In “A.” Rushdie imagines four in-person sessions with his would-be assassin. As he prepares for the first session Rushdie contemplates opening with examples of murders in literature but, he ultimately decides their fictional conversation isn’t going to be a literary one. (I can’t help it, I just have to insert a ‘d-uh’ here). For the most part, Rushdie stays the course regarding literature, but the conversations do veer off into religion, philosophy and even books. Of course, they would, and of course Rushdie – anyone – would have questions, want to know the ‘why’ of such violence. That said, Rushdie trying to read the mind of his attacker, asking and answering his own questions, was not as fascinating as the idea of these imaginary sessions.

Rushdie also reflects on religion in Knife – at times he sounds defensive, at others, frustrated he has to yet again explain his views.

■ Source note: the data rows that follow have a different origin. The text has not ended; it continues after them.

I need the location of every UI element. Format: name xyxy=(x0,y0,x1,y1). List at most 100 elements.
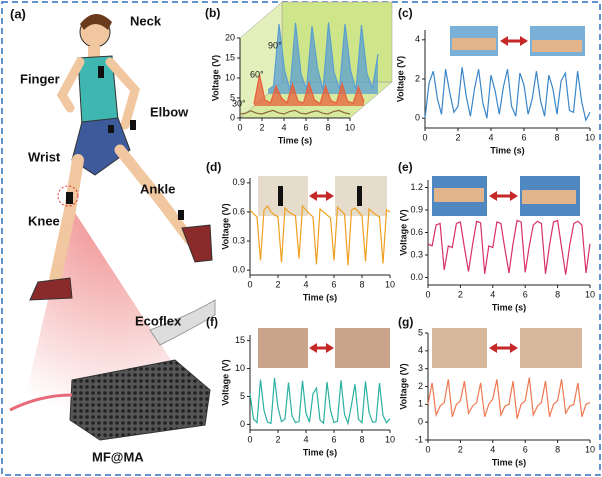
signal-line xyxy=(427,219,591,275)
x-tick-label: 10 xyxy=(585,289,595,299)
y-tick-label: 0 xyxy=(415,113,420,123)
panel-label: (d) xyxy=(206,160,221,174)
signal-line xyxy=(249,204,391,266)
body-label: Neck xyxy=(130,13,162,28)
panel-label: (g) xyxy=(398,315,413,329)
signal-line xyxy=(249,377,391,426)
signal-line xyxy=(427,377,591,419)
x-tick-label: 0 xyxy=(237,122,242,132)
x-tick-label: 4 xyxy=(303,434,308,444)
series-label: 90° xyxy=(268,40,282,50)
x-tick-label: 0 xyxy=(425,289,430,299)
body-label: Wrist xyxy=(28,149,61,164)
x-tick-label: 4 xyxy=(488,132,493,142)
x-tick-label: 2 xyxy=(458,289,463,299)
y-tick-label: 15 xyxy=(235,335,245,345)
panel-label: (a) xyxy=(10,6,26,21)
x-tick-label: 0 xyxy=(425,444,430,454)
x-tick-label: 8 xyxy=(325,122,330,132)
material-label: MF@MA xyxy=(92,449,144,464)
x-axis-label: Time (s) xyxy=(278,135,312,145)
y-tick-label: 2 xyxy=(418,381,423,391)
y-tick-label: 20 xyxy=(225,32,235,42)
signal-line xyxy=(239,109,351,115)
y-axis-label: Voltage (V) xyxy=(398,363,408,409)
x-tick-label: 8 xyxy=(555,444,560,454)
y-tick-label: -1 xyxy=(415,434,423,444)
y-tick-label: 1.2 xyxy=(410,182,423,192)
x-tick-label: 10 xyxy=(385,434,395,444)
x-tick-label: 2 xyxy=(455,132,460,142)
y-axis-label: Voltage (V) xyxy=(395,56,405,102)
body-label: Elbow xyxy=(150,104,189,119)
y-tick-label: 0 xyxy=(230,112,235,122)
y-tick-label: 5 xyxy=(240,391,245,401)
x-tick-label: 6 xyxy=(523,289,528,299)
x-tick-label: 8 xyxy=(554,132,559,142)
x-tick-label: 2 xyxy=(275,279,280,289)
y-tick-label: 3 xyxy=(418,363,423,373)
x-axis-label: Time (s) xyxy=(303,447,337,457)
x-tick-label: 10 xyxy=(585,444,595,454)
y-tick-label: 4 xyxy=(418,345,423,355)
y-tick-label: 1 xyxy=(418,399,423,409)
y-axis-label: Voltage (V) xyxy=(220,203,230,249)
y-tick-label: 0.3 xyxy=(232,235,245,245)
x-tick-label: 10 xyxy=(345,122,355,132)
y-axis-label: Voltage (V) xyxy=(398,209,408,255)
x-axis-label: Time (s) xyxy=(492,302,526,312)
x-tick-label: 2 xyxy=(275,434,280,444)
x-tick-label: 4 xyxy=(303,279,308,289)
x-tick-label: 2 xyxy=(458,444,463,454)
x-axis-label: Time (s) xyxy=(303,292,337,302)
panel-label: (e) xyxy=(398,160,413,174)
y-axis-label: Voltage (V) xyxy=(220,359,230,405)
x-tick-label: 6 xyxy=(521,132,526,142)
body-label: Finger xyxy=(20,71,60,86)
x-tick-label: 6 xyxy=(523,444,528,454)
x-tick-label: 4 xyxy=(490,289,495,299)
y-tick-label: 0.9 xyxy=(410,204,423,214)
runner-illustration xyxy=(9,13,216,441)
x-tick-label: 6 xyxy=(331,434,336,444)
y-axis-label: Voltage (V) xyxy=(210,55,220,101)
x-tick-label: 2 xyxy=(259,122,264,132)
y-tick-label: 0.3 xyxy=(410,249,423,259)
x-tick-label: 4 xyxy=(490,444,495,454)
x-tick-label: 6 xyxy=(303,122,308,132)
y-tick-label: 2 xyxy=(415,73,420,83)
body-label: Ankle xyxy=(140,181,175,196)
x-tick-label: 10 xyxy=(385,279,395,289)
panel-label: (b) xyxy=(205,6,220,20)
y-tick-label: 0.9 xyxy=(232,177,245,187)
x-tick-label: 8 xyxy=(555,289,560,299)
series-label: 30° xyxy=(232,98,246,108)
y-tick-label: 0.0 xyxy=(232,265,245,275)
y-tick-label: 10 xyxy=(235,363,245,373)
y-tick-label: 0.0 xyxy=(410,272,423,282)
inset-photos xyxy=(258,26,585,368)
y-tick-label: 5 xyxy=(418,327,423,337)
x-tick-label: 10 xyxy=(585,132,595,142)
y-tick-label: 0 xyxy=(418,417,423,427)
x-tick-label: 0 xyxy=(422,132,427,142)
x-axis-label: Time (s) xyxy=(490,145,524,155)
arrows xyxy=(309,36,528,353)
x-axis-label: Time (s) xyxy=(492,457,526,467)
signal-line xyxy=(267,22,379,91)
signal-area xyxy=(268,22,378,94)
panel-label: (c) xyxy=(398,6,413,20)
y-tick-label: 4 xyxy=(415,34,420,44)
y-tick-label: 15 xyxy=(225,52,235,62)
body-label: Knee xyxy=(28,213,60,228)
series-label: 60° xyxy=(250,69,264,79)
x-tick-label: 6 xyxy=(331,279,336,289)
panel-label: (f) xyxy=(206,315,218,329)
x-tick-label: 4 xyxy=(281,122,286,132)
y-tick-label: 10 xyxy=(225,72,235,82)
material-label: Ecoflex xyxy=(135,313,182,328)
y-tick-label: 0.6 xyxy=(232,206,245,216)
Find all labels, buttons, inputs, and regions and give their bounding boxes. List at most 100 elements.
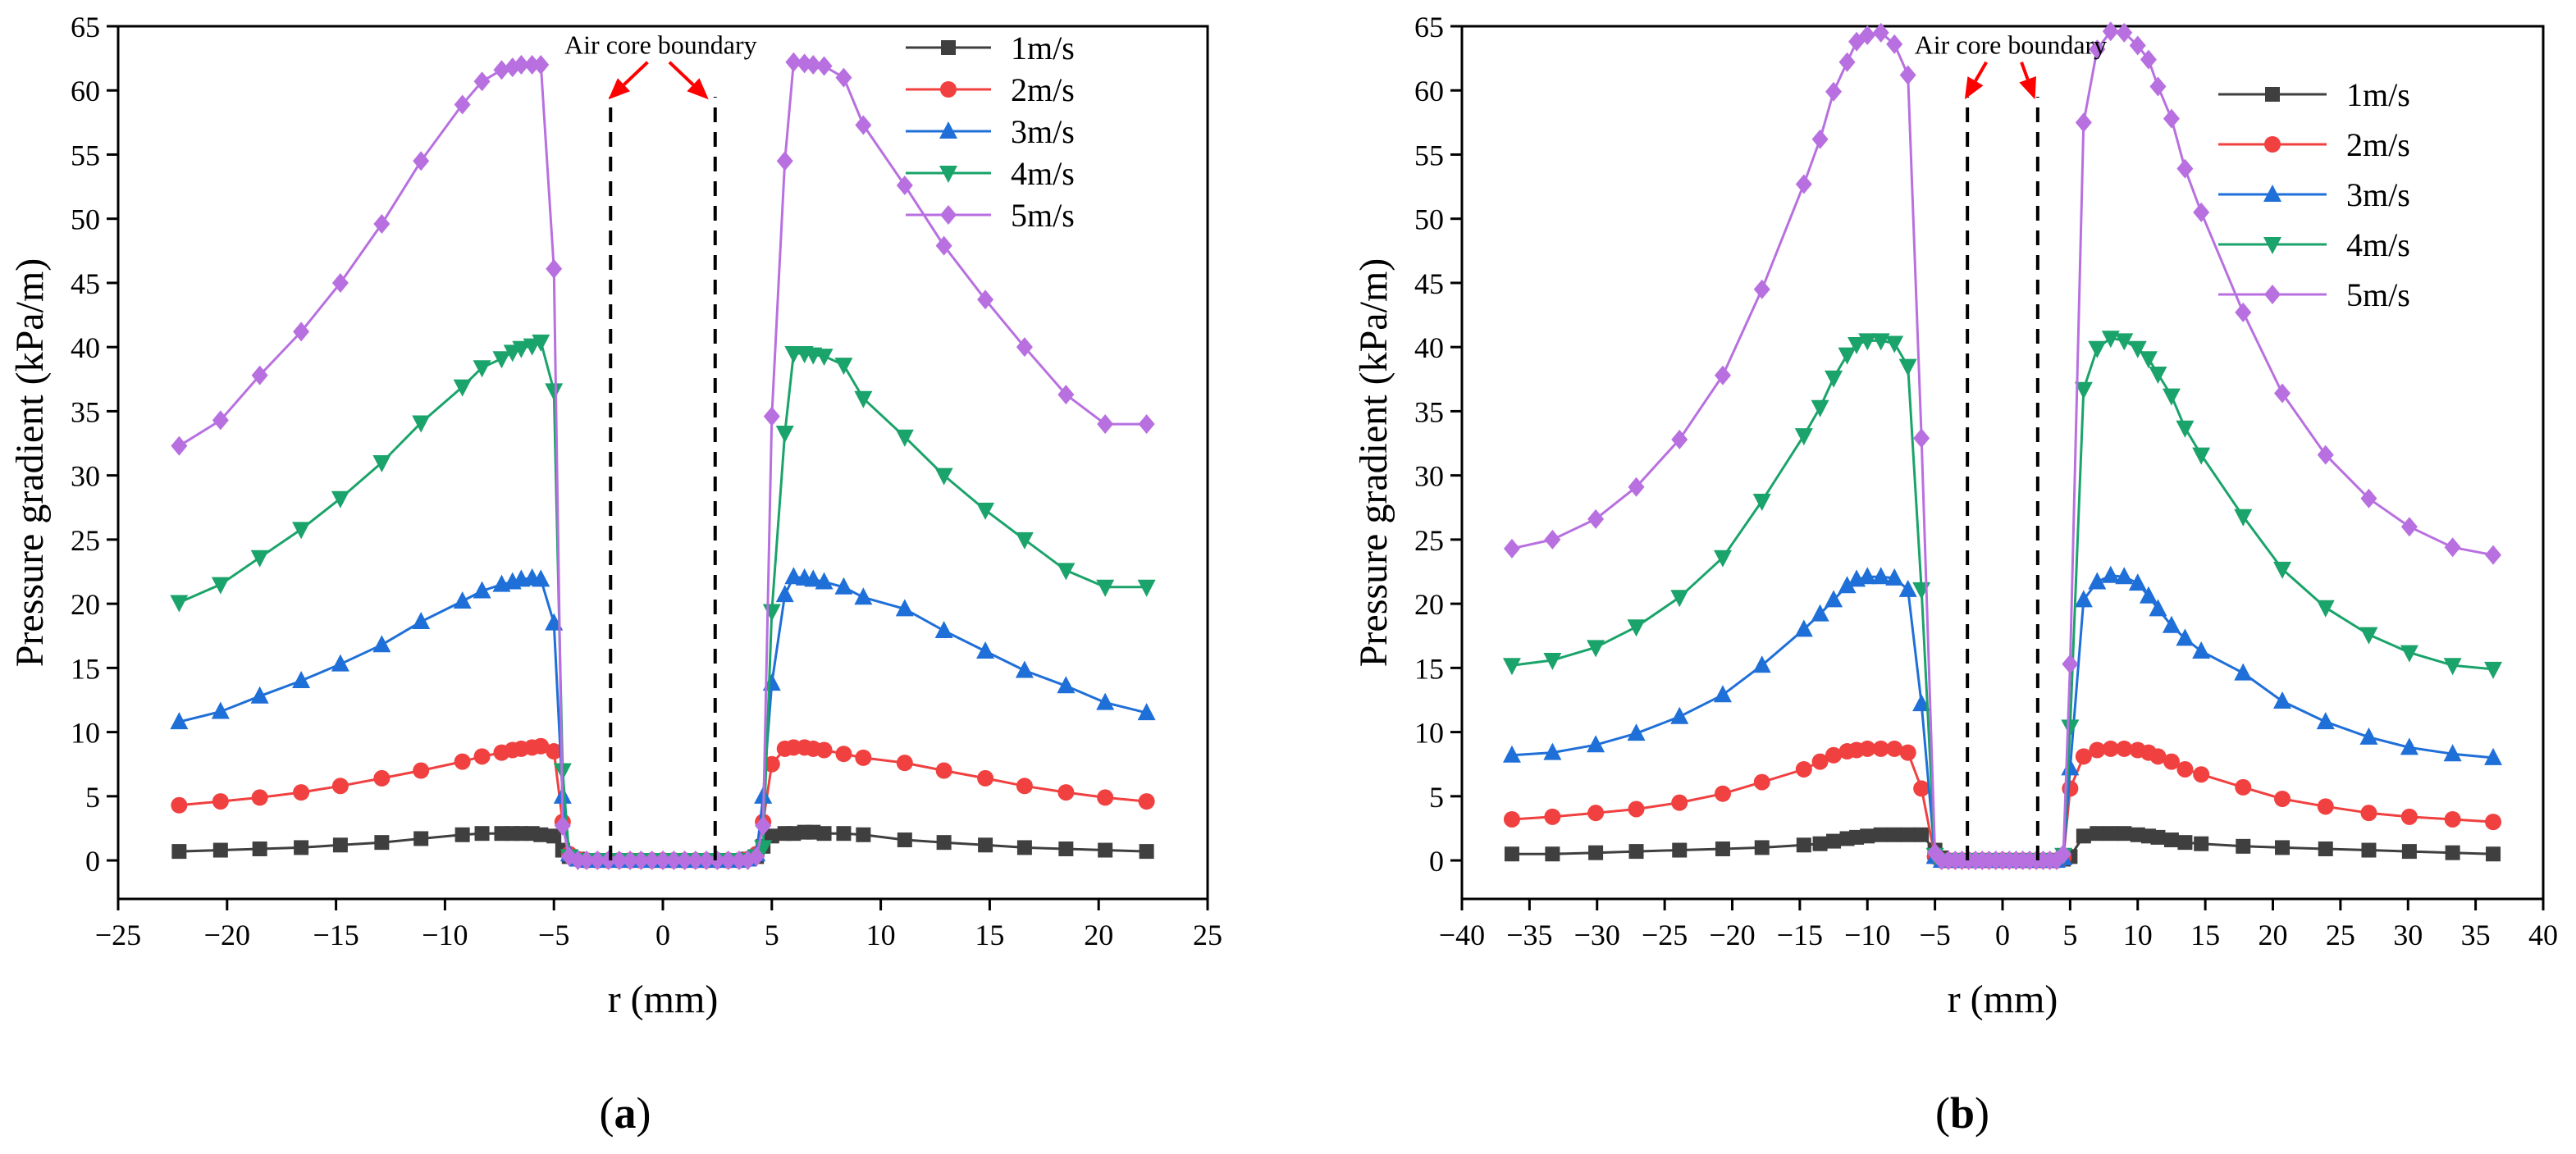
panel-a-data-point bbox=[212, 842, 228, 858]
panel-b-air-core-boundary-label: Air core boundary bbox=[1915, 30, 2108, 59]
panel-b-data-point bbox=[1588, 845, 1604, 860]
panel-b-y-tick-label: 10 bbox=[1414, 717, 1444, 750]
panel-b-data-point bbox=[2234, 663, 2253, 681]
panel-a-data-point bbox=[934, 620, 953, 638]
panel-b-data-point bbox=[1873, 827, 1889, 842]
panel-a-data-point bbox=[1137, 579, 1156, 597]
panel-a-x-axis-title: r (mm) bbox=[608, 978, 719, 1021]
panel-a-y-tick-label: 45 bbox=[71, 267, 100, 300]
panel-a-data-point bbox=[212, 410, 229, 431]
panel-b-data-point bbox=[2163, 753, 2180, 770]
panel-b-data-point bbox=[1753, 279, 1770, 299]
panel-b-chart: −40 −35 −30 −25 −20 −15 −10 −5 0 5 10 15 20 25 30 35 40 0… bbox=[1352, 11, 2558, 1021]
panel-b-x-tick-label: 5 bbox=[2062, 919, 2077, 951]
panel-b-data-point bbox=[2234, 509, 2253, 527]
panel-a-data-point bbox=[546, 258, 563, 279]
panel-b-y-tick-label: 55 bbox=[1414, 139, 1444, 171]
panel-a-y-tick-label: 55 bbox=[71, 139, 100, 171]
panel-a-data-point bbox=[413, 151, 430, 171]
panel-b-data-point bbox=[1858, 567, 1877, 585]
panel-b-data-point bbox=[1627, 619, 1646, 637]
panel-a-x-tick-label: 5 bbox=[765, 919, 779, 951]
panel-b-data-point bbox=[2150, 829, 2166, 845]
panel-a-data-point bbox=[815, 56, 833, 76]
panel-b-data-point bbox=[1887, 827, 1902, 842]
panel-a-legend-marker bbox=[939, 121, 957, 139]
panel-a-data-point bbox=[1138, 793, 1155, 810]
panel-a-data-point bbox=[454, 94, 471, 115]
panel-b-data-point bbox=[1886, 740, 1903, 757]
panel-a-y-tick-label: 25 bbox=[71, 524, 100, 557]
panel-a-x-tick-label: −15 bbox=[313, 919, 359, 951]
panel-b-data-point bbox=[1913, 780, 1930, 797]
panel-a-legend-label: 1m/s bbox=[1011, 30, 1075, 66]
panel-b-data-point bbox=[2116, 22, 2133, 43]
panel-b-y-tick-label: 25 bbox=[1414, 524, 1444, 557]
panel-b-data-point bbox=[1838, 52, 1856, 72]
panel-b-x-tick-label: 35 bbox=[2461, 919, 2491, 951]
panel-b-legend-marker bbox=[2265, 87, 2280, 102]
panel-b-data-point bbox=[2235, 302, 2252, 322]
panel-b-data-point bbox=[1713, 550, 1732, 568]
panel-b-data-point bbox=[1503, 810, 1520, 828]
panel-b-data-point bbox=[1898, 358, 1917, 376]
panel-a-data-point bbox=[854, 587, 873, 605]
panel-b-x-tick-label: −30 bbox=[1574, 919, 1620, 951]
panel-b-x-tick-label: 30 bbox=[2393, 919, 2423, 951]
panel-a-data-point bbox=[655, 851, 671, 871]
panel-a-data-point bbox=[895, 429, 914, 447]
panel-b-data-point bbox=[1753, 773, 1770, 791]
panel-a-data-point bbox=[533, 827, 549, 842]
panel-b-data-point bbox=[2176, 158, 2194, 179]
panel-b-data-point bbox=[2485, 545, 2502, 565]
panel-b-data-point bbox=[2089, 39, 2106, 60]
panel-b-x-tick-label: −35 bbox=[1506, 919, 1552, 951]
panel-a-data-point bbox=[1097, 414, 1114, 435]
panel-b-data-point bbox=[1628, 801, 1645, 818]
panel-a-legend: 1m/s 2m/s 3m/s 4m/s 5m/s bbox=[906, 30, 1075, 234]
panel-a-data-point bbox=[763, 406, 780, 426]
panel-b-data-point bbox=[2443, 658, 2462, 676]
panel-b-data-point bbox=[1752, 493, 1771, 511]
panel-a-y-tick-label: 40 bbox=[71, 331, 100, 364]
panel-a-data-point bbox=[170, 712, 189, 730]
panel-a-data-point bbox=[834, 577, 853, 595]
panel-b-data-point bbox=[1859, 25, 1876, 45]
panel-b-data-point bbox=[2103, 826, 2118, 842]
panel-a-y-tick-label: 35 bbox=[71, 395, 100, 428]
panel-b-data-point bbox=[2115, 333, 2134, 351]
panel-b-y-tick-label: 60 bbox=[1414, 75, 1444, 107]
panel-b-data-point bbox=[2192, 641, 2211, 659]
panel-b-data-point bbox=[2162, 615, 2181, 633]
panel-b-data-point bbox=[2101, 331, 2120, 349]
panel-b-data-point bbox=[2061, 758, 2080, 776]
panel-a-data-point bbox=[665, 851, 683, 871]
panel-a-series-2m/s bbox=[171, 737, 1155, 869]
panel-b-data-point bbox=[2316, 712, 2335, 730]
panel-a-data-point bbox=[1016, 337, 1033, 358]
panel-b-data-point bbox=[2443, 744, 2462, 762]
panel-b-data-point bbox=[2194, 836, 2209, 851]
panel-b-data-point bbox=[1848, 337, 1866, 355]
panel-b-data-point bbox=[1504, 846, 1519, 862]
panel-a-data-point bbox=[815, 349, 834, 367]
panel-b-data-point bbox=[2316, 600, 2335, 618]
panel-a-data-point bbox=[977, 290, 994, 310]
panel-b-data-point bbox=[2062, 654, 2079, 674]
panel-b-data-point bbox=[2236, 838, 2251, 854]
panel-a-data-point bbox=[331, 490, 349, 509]
panel-a-data-point bbox=[374, 835, 390, 851]
panel-a-data-point bbox=[373, 769, 391, 787]
panel-a-data-point bbox=[589, 851, 606, 871]
panel-b-data-point bbox=[1502, 745, 1521, 763]
panel-b-data-point bbox=[1871, 567, 1890, 585]
panel-b-data-point bbox=[2163, 832, 2179, 848]
panel-a-data-point bbox=[977, 769, 994, 787]
panel-a-data-point bbox=[633, 851, 650, 871]
panel-b-data-point bbox=[2273, 561, 2292, 579]
panel-a-x-tick-label: −25 bbox=[95, 919, 141, 951]
panel-a-data-point bbox=[785, 52, 802, 72]
panel-b-data-point bbox=[2115, 567, 2134, 585]
panel-a-y-tick-label: 20 bbox=[71, 588, 100, 621]
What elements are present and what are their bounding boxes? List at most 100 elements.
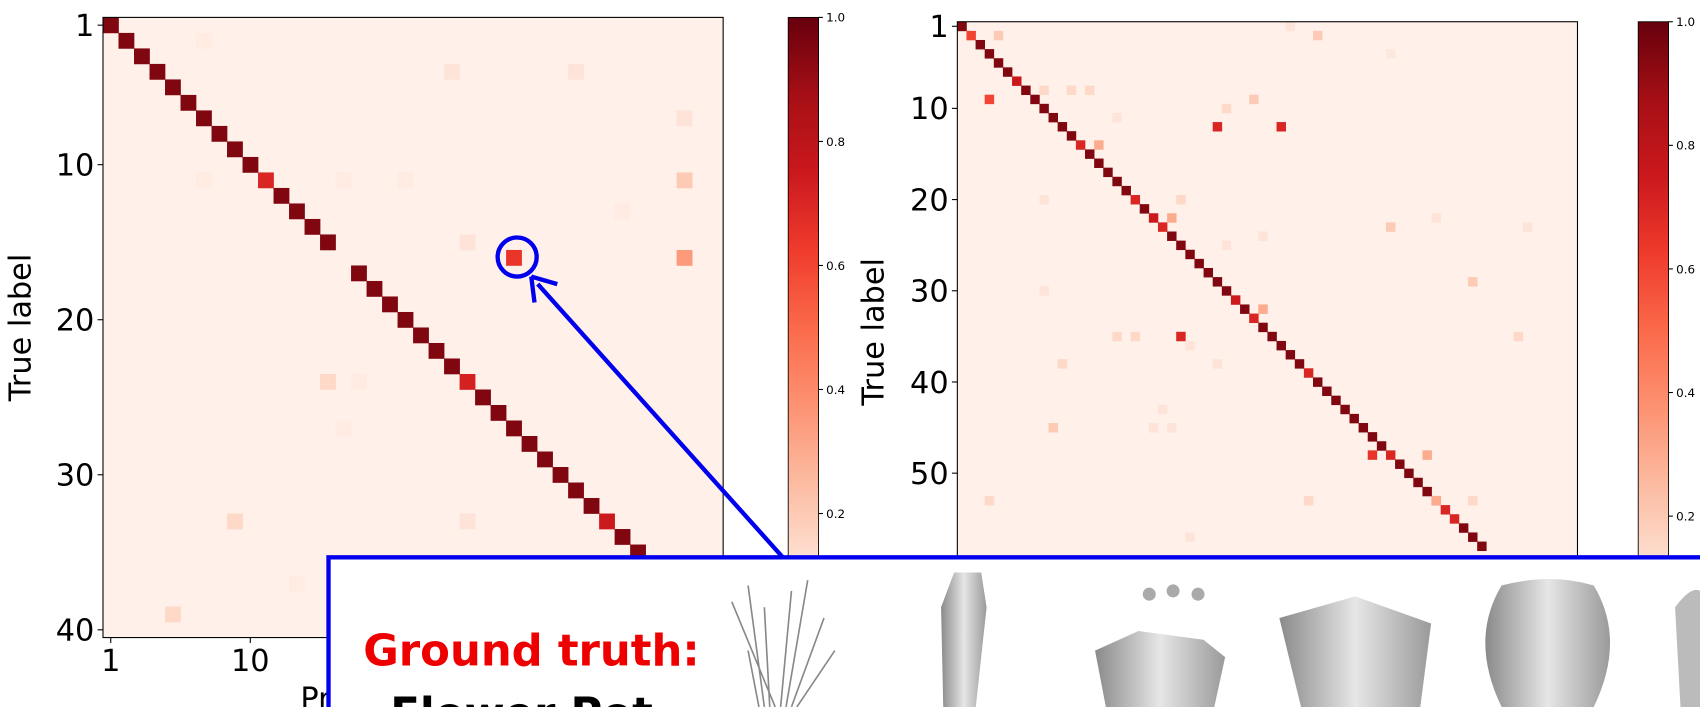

Rushdie’s fiction hasn’t really been my cup of tea. I struggled through Midnight’s Children, because it seemed to be required reading at the time. I bought The Satanic Verses only after the fatwa was issued, my small act of support – how dare an author be sentenced to death for…writing. I tried but never finished that book. I prefer Rushdie’s non-fiction – his essays, excerpts from his speeches and ‘semi’ non-fiction (Joseph Anton). Knife as a memoir of the horrible attack doesn’t disappoint. It might have been shorter, tighter in the first half – I’m not sure each minute detail of the medical procedures Rushdie endured in those first weeks was essential – and the conversation with A. went on a bit long for this reader. Neither take away from the brilliance of Rushdie’s prose – thought-provoking, compelling, moving, deeply personal, witty – at times, all of these simultaneously.

Although Rushdie says writing is not a form of therapy and questions whether closure is possible, one hopes, at the very least, Knife accomplishes what he needs from it.

To write would be my way of owning what had happened, taking charge of it, making it mine, refusing to be a mere victim. I would answer violence with art.